Il 17 settembre Julija Navalnaja, vedova dell’oppositore russo Aleksej Navalnyj, morto in prigione in Russia il 16 febbraio 2024, ha affermato che suo marito è stato “avvelenato”, citando analisi effettuate in laboratori occidentali.
Navalnyj era morto a 47 anni in circostanze misteriose in una colonia penale nell’Artico, mentre scontava una condanna a 19 anni di reclusione per accuse che considerava politicamente motivate.
Dopo la sua morte, le autorità russe avevano rifiutato per giorni di consegnare il corpo alla famiglia, attirandosi le accuse di averlo “ucciso” e di voler “insabbiare il caso”.
Navalnaja, che oggi vive all’estero e ha assunto la guida del movimento del marito, ha ribadito la tesi dell’avvelenamento, aggiungendo che le sue affermazioni sono basate sulle analisi di “campioni biologici” prelevati dal corpo dopo la morte ed effettuate in laboratori occidentali.
“Due laboratori di paesi diversi sono giunti, indipendentemente l’uno dall’altro, alla conclusione che Aleksej è stato avvelenato”, ha dichiarato su Telegram e in un video.
In risposta a una domanda su queste accuse, il portavoce del Cremlino Dmitrij Peskov ha affermato di non avere informazioni da condividere.
Navalnaja non ha reso pubbliche le analisi e ha precisato di non poter “ottenere i risultati ufficiali che indicano il tipo di veleno usato”.
Ha però riferito che il suo team ha avuto accesso alle testimonianze di cinque agenti penitenziari della colonia di Charp, dov’è morto Navalnyj. “Le testimonianze presentano alcune incongruenze, ma danno un’idea generale di ciò che è successo”, ha spiegato.
Un’ex stretta collaboratrice di Navalnyj, Marija Pevčich, ha affermato su Telegram che al momento della morte l’oppositore “si contorceva in terra, vomitava e urlava per il dolore” e che “invece di soccorrerlo le guardie l’hanno tenuto chiuso nella sua cella”.
L’ex braccio destro di Navalnyj, Leonid Volkov, ha accusato su Telegram il presidente russo Vladimir Putin di averlo “assassinato”.

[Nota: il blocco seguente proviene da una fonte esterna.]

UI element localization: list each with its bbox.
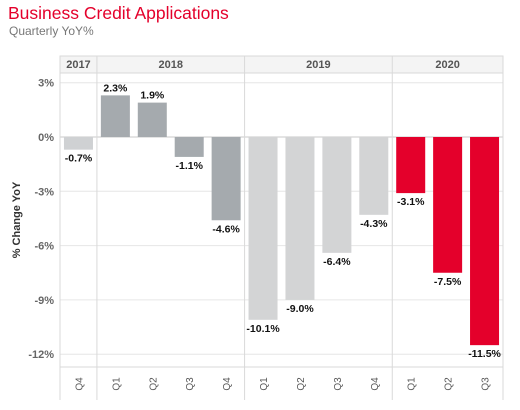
x-tick-label: Q3 [481,377,492,391]
data-label: -4.3% [360,218,388,230]
data-label: -3.1% [397,196,425,208]
data-label: 2.3% [103,82,128,94]
data-label: 1.9% [140,90,165,102]
year-label: 2018 [159,59,183,71]
y-tick-label: 3% [38,78,54,90]
data-label: -6.4% [323,256,351,268]
y-tick-label: -9% [34,295,54,307]
x-tick-label: Q1 [259,377,270,391]
y-tick-label: -12% [28,349,54,361]
bar [322,137,352,253]
x-tick-label: Q2 [148,377,159,391]
data-label: -11.5% [468,348,501,360]
year-label: 2020 [435,59,459,71]
bar [470,137,500,346]
bar [137,102,167,137]
x-tick-label: Q4 [222,377,233,391]
bar [285,137,315,300]
bar [211,137,241,221]
y-tick-label: 0% [38,132,54,144]
y-tick-label: -6% [34,241,54,253]
chart-title: Business Credit Applications [8,3,229,23]
year-label: 2017 [66,59,90,71]
x-tick-label: Q2 [444,377,455,391]
bar [433,137,463,273]
data-label: -4.6% [212,223,240,235]
y-tick-label: -3% [34,186,54,198]
bar [359,137,389,215]
bar [63,137,93,150]
x-tick-label: Q2 [296,377,307,391]
x-tick-label: Q3 [185,377,196,391]
bar [248,137,278,320]
bar [100,95,130,137]
data-label: -10.1% [246,323,280,335]
data-label: -9.0% [286,303,314,315]
data-label: -0.7% [65,153,93,165]
x-tick-label: Q4 [370,377,381,391]
x-tick-label: Q3 [333,377,344,391]
x-tick-label: Q1 [407,377,418,391]
year-label: 2019 [306,59,330,71]
bar [396,137,426,194]
x-tick-label: Q4 [74,377,85,391]
x-tick-label: Q1 [111,377,122,391]
bar [174,137,204,157]
chart-subtitle: Quarterly YoY% [9,24,94,38]
data-label: -7.5% [434,276,462,288]
data-label: -1.1% [175,160,203,172]
y-axis-label: % Change YoY [11,181,23,258]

Considerato il principale oppositore del Cremlino, Navalnyj era stato avvelenato una prima volta nel 2020 in Siberia con l’agente nervino Novichok, ed era stato ricoverato per mesi in Germania.
Era stato poi arrestato al suo ritorno in Russia, nel gennaio 2021, e condannato a varie pene detentive, sempre più dure. Molti dei suoi sostenitori erano stati imprigionati o erano fuggiti all’estero.